French Prime Minister Jean-Pierre Raffarin appeared to appease China's dissatisfaction over the pending reintroduction of import quotas on its exports to the European Union, saying Beijing was taking unilateral actions to limit its exports.
"I have the deep feeling that China is a responsible actor in the world economy," Raffarin told a group of French and Chinese enterprise heads in Shanghai on Saturday.
"During my visit, my Chinese interlocutors have been very attentive and conscientious of what is at stake ... I noticed their sense of responsibility. They are measuring the consequences that China's growth is having on the whole world."
"When the speed of growth is too rapid from one year to another, the good response is to set limitations on yourself, this is what the European Union has proposed."
Raffarin, on the final day of a three day visit here, was speaking ahead of an EU executive commission investigation to be launched next week into some Chinese textile imports.

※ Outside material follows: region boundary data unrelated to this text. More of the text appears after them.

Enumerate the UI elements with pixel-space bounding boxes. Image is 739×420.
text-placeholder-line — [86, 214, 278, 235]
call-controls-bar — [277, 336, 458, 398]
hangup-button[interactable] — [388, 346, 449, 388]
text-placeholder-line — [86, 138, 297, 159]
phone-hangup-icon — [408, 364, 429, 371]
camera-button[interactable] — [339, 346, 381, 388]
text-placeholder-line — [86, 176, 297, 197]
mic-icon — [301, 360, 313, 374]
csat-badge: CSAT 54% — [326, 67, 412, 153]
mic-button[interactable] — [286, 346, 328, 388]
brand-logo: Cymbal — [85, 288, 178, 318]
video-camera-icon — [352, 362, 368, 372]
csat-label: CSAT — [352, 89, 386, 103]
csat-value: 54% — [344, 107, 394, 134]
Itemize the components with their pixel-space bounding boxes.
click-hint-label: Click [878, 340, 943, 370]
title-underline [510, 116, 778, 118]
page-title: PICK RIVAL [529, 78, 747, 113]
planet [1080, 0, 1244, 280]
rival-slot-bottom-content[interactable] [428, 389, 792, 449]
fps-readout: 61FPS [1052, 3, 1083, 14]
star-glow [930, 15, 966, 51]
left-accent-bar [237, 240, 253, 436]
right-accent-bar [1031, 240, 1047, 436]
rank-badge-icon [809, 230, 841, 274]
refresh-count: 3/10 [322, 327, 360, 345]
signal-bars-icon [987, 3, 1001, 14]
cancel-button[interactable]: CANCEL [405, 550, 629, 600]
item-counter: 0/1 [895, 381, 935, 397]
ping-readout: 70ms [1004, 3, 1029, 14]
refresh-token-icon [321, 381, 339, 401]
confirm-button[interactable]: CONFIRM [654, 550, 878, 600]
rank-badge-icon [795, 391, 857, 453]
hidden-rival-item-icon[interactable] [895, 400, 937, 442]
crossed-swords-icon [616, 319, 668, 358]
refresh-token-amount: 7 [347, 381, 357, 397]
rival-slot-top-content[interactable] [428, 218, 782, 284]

The move will mark the start of a path that could lead to limits on China's multi-billion dollar textile export industry, which has surged since the end of a global quota system at the beginning of the year.
Investigations in the United States could also lead to renewed import quotas on Chinese textiles.
Beijing has angrily warned that its relations with the EU could suffer if Brussels goes ahead with limits, while the EU's textile trade, backed by producer countries such as France and Italy, has been lobbying hard for immediate action.
The EU should first proceed from "an objective observation of the situation, when analysing the export statistics," Raffarin said, and they should also take into account divergences between European statistics and those of China.
"Once the objective observations are made, we can look into the logical co-responsibility of all countries. This is what has been proposed by the commission and which appears to me to come from a good sensibility of our open partnership (with China)," he said.
Late Friday, EU trade commissioner Peter Mandelson said that a heavy-handed approach to the trade dispute was unlikely to go down well with the Chinese authorities although Beijing might be receptive to encouragement to restrain its exports voluntarily.
"I don't think (China) can be arm twisted into taking any action nor do I expect it to respond to such arm twisting," he said.
"But informal consultations, cooperation, self-restraint, voluntary measures are entirely different and are a matter for the Chinese authorities," he added.
Said French minister of foreign trade Francois Loos: "In any case, we are happy that China has already taken by itself 10 measures to better adapt itself to the situation." This included an export tax.
According to Loos, who is also in Shanghai, there are some 200,000 textile workers in France, 2.5 million in Europe, 7.5 million in the Euro-Mediterranean region and some 20 to 30 million in China.
"We have an industrial solidarity with the entire Euro-Mediterranean region in this domain," Loos said, in reference to the strong anxiety among many countries in the region over the ability of strong Chinese exports to disrupt their manufacturing sectors.